Flight Centre – Valuation Review

Flight Centre Travel Group is under Algo Engine buy conditions and is a current holding in the ASX 100 model.

It is, however, in negative returns. We hold 38 stocks in the ASX100 model, with only two names showing negative returns. AGL down 1.15% and FLT down 17%. Otherwise, all holdings are performing positively.

So, can FLT recover from here? Flight Centre is on track to deliver within the FY19 guidance range of $335-360mn in earnings before tax. This places the stock on 18x earnings and 3.8% yield.

We see technical support at sub $40 and are sellers into the high $40 price range.

S&P500 – Technical Review

The S&P500 and Dow Jones indices are under sell conditions and we’ve now had a close below the first of the short-term momentum indicators in both indices.

The NASDAQ shows greater relative strength and remains under buy conditions, although we’re beginning to see deterioration in some of the  market “favorites” such as Netflix, Tesla & Nvidia.

 

BHP – Valuation Review

BHP Group is trading near fair value and investors should consider selling $42.18 Euro call options into Sept, to add to the cash flow returns.

The highlight of the June quarter production update was petroleum volumes outpacing estimates. Iron ore and copper were in line, while coal disappointed.

FY20 revenue is forecast to be $46bn and net profit $12bn, supporting a 5.5% yield.

The surging iron ore prices creates the potential for BHP to announce a special dividend when it reports its full year result next month.

 

 

 

We prefer BHP over RIO

Rio Tinto reported their June quarter production which was in line with market consensus.

If we assume a slight softening in Iron Ore prices next year, (back below US$100 per tonne), RIO will produce $45bn in FY20 revenue and generate EBITDA of $20bn. Underlying reported FY20 profit will be $10bn, which will sustain a 5.5% yield based on dividends per share of $4.50.

Within the resource space, we continue to prefer BHP over RIO and within the energy complex WPL and ORG.

We also like the look of Oz Minerals.

 

 

Earnings Season is Underway

This week we have the resource companies providing production guidance. With OSH and RIO today, BHP Wednesday, S32 and WPL on Thursday.

Next Wednesday we have ILU, followed by FMG on Thursday.

We also have earnings season starting and of interest will be CIMIC 1H19 earnings tomorrow. RMD on Friday 26th July and RIO’s half year earnings on the 1st August.

By the first week of August we’re in full swing with earnings season and i’ll look to update opportunities on the blog, ahead of the earnings results.

Graph – XJO ASX 200

 

 

 

 

 

 

CIMIC Reports 1H19 Earnings

Cimic Group reports 1H19 earnings tomorrow and the market is looking for  NPAT of $390m.

Full year NPAT should maintain within guidance at $790m to $830m.

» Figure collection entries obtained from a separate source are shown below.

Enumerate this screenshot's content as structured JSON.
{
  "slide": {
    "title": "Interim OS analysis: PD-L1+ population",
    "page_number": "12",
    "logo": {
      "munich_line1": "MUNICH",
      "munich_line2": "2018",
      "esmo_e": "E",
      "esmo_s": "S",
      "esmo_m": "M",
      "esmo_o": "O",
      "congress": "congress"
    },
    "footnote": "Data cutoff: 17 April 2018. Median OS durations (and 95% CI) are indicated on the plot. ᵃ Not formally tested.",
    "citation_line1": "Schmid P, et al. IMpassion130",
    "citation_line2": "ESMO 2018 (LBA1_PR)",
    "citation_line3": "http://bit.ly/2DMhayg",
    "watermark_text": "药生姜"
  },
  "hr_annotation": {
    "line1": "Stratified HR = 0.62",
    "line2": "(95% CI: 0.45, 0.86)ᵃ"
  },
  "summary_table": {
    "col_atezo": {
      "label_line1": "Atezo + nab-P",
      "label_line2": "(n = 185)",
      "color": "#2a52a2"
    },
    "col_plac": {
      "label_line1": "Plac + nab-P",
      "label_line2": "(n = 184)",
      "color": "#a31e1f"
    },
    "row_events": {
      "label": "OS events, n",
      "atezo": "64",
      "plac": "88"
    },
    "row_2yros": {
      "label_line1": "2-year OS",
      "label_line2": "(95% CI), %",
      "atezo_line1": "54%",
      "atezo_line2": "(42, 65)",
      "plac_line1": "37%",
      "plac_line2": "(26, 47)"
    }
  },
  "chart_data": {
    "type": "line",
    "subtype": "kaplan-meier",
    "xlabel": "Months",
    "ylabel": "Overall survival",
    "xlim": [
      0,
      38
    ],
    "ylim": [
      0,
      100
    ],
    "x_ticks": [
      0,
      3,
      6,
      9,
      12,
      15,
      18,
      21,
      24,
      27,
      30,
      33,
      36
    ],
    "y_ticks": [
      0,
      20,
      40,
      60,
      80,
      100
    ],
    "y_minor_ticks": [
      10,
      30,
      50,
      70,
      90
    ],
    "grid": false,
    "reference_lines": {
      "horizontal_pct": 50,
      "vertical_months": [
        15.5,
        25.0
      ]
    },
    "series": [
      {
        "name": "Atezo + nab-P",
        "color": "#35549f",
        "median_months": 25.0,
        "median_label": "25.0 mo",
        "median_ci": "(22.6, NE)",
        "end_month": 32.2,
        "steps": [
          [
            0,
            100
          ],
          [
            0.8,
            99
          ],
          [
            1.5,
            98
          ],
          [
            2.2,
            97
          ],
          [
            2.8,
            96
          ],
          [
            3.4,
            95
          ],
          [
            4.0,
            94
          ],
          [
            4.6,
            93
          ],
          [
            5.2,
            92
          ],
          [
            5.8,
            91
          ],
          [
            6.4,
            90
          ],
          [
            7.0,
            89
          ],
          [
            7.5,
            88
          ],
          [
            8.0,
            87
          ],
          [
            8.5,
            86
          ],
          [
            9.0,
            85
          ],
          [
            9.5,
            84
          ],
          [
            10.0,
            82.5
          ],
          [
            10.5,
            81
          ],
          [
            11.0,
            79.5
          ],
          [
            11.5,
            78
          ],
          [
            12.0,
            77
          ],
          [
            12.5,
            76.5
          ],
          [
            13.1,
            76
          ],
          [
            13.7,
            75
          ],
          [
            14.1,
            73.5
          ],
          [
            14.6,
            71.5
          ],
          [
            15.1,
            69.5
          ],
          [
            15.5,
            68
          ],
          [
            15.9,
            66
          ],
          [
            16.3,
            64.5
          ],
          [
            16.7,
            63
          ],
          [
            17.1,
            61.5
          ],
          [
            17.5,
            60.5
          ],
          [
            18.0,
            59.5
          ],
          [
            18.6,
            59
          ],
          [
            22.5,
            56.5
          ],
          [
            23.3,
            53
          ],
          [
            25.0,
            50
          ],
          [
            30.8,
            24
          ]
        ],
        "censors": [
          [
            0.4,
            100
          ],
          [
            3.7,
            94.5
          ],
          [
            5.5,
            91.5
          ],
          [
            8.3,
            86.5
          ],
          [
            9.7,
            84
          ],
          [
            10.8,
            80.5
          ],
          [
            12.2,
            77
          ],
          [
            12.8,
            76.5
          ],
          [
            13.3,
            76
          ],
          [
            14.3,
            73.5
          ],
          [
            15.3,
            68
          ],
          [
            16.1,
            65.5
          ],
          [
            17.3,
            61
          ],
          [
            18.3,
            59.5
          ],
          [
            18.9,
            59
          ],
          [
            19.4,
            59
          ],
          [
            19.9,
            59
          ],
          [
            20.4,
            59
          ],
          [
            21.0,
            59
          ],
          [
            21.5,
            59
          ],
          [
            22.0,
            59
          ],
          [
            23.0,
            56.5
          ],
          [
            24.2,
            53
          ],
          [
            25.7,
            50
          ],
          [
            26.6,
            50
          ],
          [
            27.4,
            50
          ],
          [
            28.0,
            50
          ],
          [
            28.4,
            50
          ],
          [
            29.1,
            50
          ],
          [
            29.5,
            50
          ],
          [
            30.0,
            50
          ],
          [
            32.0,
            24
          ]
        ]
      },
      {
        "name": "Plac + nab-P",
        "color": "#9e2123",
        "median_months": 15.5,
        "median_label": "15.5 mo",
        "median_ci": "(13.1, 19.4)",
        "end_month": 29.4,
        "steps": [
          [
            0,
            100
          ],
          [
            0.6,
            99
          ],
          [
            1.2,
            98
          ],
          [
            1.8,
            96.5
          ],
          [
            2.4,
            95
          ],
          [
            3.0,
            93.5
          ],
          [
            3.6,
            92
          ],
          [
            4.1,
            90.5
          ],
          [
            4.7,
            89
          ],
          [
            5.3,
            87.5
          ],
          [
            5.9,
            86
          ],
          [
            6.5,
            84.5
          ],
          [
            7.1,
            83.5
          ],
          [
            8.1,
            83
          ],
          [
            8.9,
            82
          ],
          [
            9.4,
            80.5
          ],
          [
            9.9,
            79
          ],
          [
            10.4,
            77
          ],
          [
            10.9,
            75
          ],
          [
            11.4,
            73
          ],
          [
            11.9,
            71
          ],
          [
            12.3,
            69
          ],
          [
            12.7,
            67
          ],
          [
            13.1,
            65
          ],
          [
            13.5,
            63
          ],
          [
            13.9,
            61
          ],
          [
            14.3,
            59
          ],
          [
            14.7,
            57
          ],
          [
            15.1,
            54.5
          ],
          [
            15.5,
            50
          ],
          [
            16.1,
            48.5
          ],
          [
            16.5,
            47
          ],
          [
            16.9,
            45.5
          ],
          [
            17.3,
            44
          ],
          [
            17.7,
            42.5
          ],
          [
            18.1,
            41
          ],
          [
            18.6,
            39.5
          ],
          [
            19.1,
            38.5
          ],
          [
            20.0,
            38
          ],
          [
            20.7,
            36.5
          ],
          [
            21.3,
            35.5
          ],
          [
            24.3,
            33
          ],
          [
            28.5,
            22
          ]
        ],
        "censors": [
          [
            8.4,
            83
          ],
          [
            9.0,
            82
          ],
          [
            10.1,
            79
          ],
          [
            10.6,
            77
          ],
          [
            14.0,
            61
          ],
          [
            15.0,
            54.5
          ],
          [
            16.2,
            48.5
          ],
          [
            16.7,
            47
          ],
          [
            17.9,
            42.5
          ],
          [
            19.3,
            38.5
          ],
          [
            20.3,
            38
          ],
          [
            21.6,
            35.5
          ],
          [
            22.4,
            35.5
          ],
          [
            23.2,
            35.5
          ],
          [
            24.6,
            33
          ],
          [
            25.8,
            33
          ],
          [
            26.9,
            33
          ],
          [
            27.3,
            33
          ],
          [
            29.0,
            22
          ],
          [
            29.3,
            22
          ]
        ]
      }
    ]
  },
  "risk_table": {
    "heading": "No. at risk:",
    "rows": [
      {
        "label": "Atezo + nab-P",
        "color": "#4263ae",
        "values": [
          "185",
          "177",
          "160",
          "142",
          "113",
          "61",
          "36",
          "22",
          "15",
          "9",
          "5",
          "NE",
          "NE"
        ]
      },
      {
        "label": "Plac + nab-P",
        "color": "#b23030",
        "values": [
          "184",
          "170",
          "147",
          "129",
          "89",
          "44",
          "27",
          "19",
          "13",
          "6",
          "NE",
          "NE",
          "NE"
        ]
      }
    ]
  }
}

The CIMIC share price has been trading at the lower end of the valuation band following allegations of creative accounting. CIMIC has pushed back against the claim and maintained that their accounts meet the required auditing standards.

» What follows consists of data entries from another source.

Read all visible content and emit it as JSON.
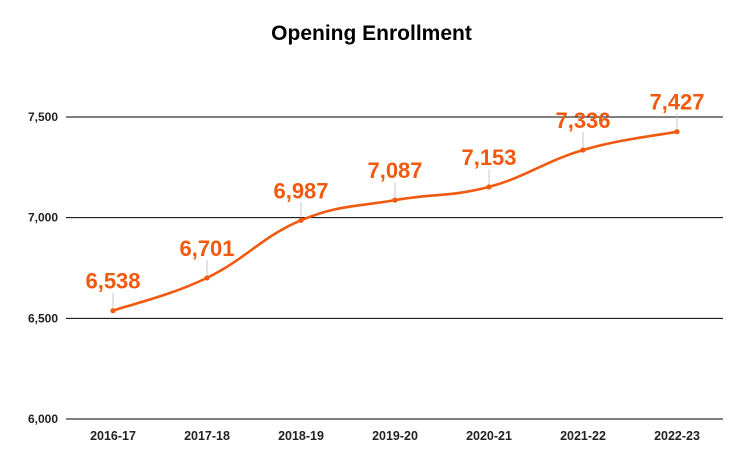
{
  "chart_data": {
    "type": "line",
    "title": "Opening Enrollment",
    "xlabel": "",
    "ylabel": "",
    "categories": [
      "2016-17",
      "2017-18",
      "2018-19",
      "2019-20",
      "2020-21",
      "2021-22",
      "2022-23"
    ],
    "series": [
      {
        "values": [
          6538,
          6701,
          6987,
          7087,
          7153,
          7336,
          7427
        ],
        "color": "#f15a0e"
      }
    ],
    "data_labels": [
      "6,538",
      "6,701",
      "6,987",
      "7,087",
      "7,153",
      "7,336",
      "7,427"
    ],
    "ylim": [
      6000,
      7500
    ],
    "yticks": [
      {
        "value": 6000,
        "label": "6,000"
      },
      {
        "value": 6500,
        "label": "6,500"
      },
      {
        "value": 7000,
        "label": "7,000"
      },
      {
        "value": 7500,
        "label": "7,500"
      }
    ],
    "grid": true,
    "smooth": true,
    "legend": "none",
    "colors": {
      "line": "#f15a0e",
      "label": "#f15a0e",
      "grid": "#000000"
    }
  }
}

We’ll wait to see what’s in tomorrow’s result, but we continue to like the industry thematic in which CIMIC operates. We expect CIMIC to report a strong net cash position of $1.4bn+.

Based on FY20 earnings we have CIMIC trading on a forward yield of 4%.

 

 

GrainCorp Limited – MaltCo divestment

GrainCorp is a current holding in our ASX100 model portfolio.

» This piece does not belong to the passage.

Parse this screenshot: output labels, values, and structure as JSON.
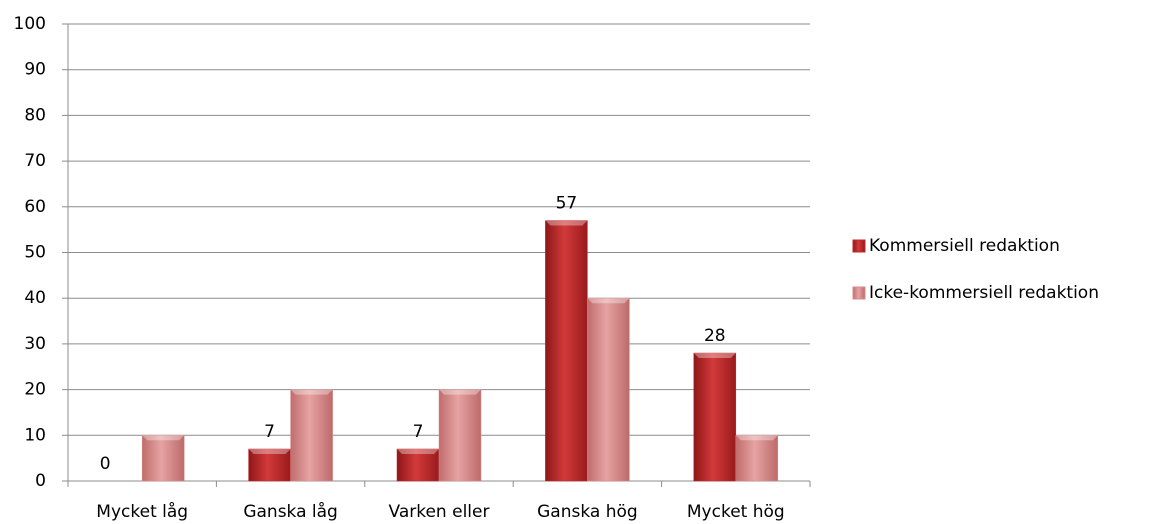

We continue to follow the developments regarding the demerger or divestment of the MaltCo entity from the main Graincorp listed business. Either outcome is likely to unlock value for Graincorp shareholders.

GrainCorp’s proposed MaltCo would be the world’s fourth-largest independent maltster with assets in Australia, the United States, Canada and Britain. It made $170 million EBITDA in the 2018 financial year.

We see upside potential for the GNC share price supported by a share buy-back or capital return in early 2020.

Evolution – June Quarter Results

Evolution Mining reported June quarter production in-line with market estimates and FY20 guidance remains flat at $725koz – $ 775koz.

The reversal in yesterday’s share price action can be attributed to flat production growth and higher operating expenses. FY20 all-in costs increase by 5% to A$890 – $915oz.

Production capex increases to support development at Cowal and Mt Calton.

We have EVN trading on 3% forward yield and continue to see opportunities for NST, EVN, OGC and GOR within the gold space.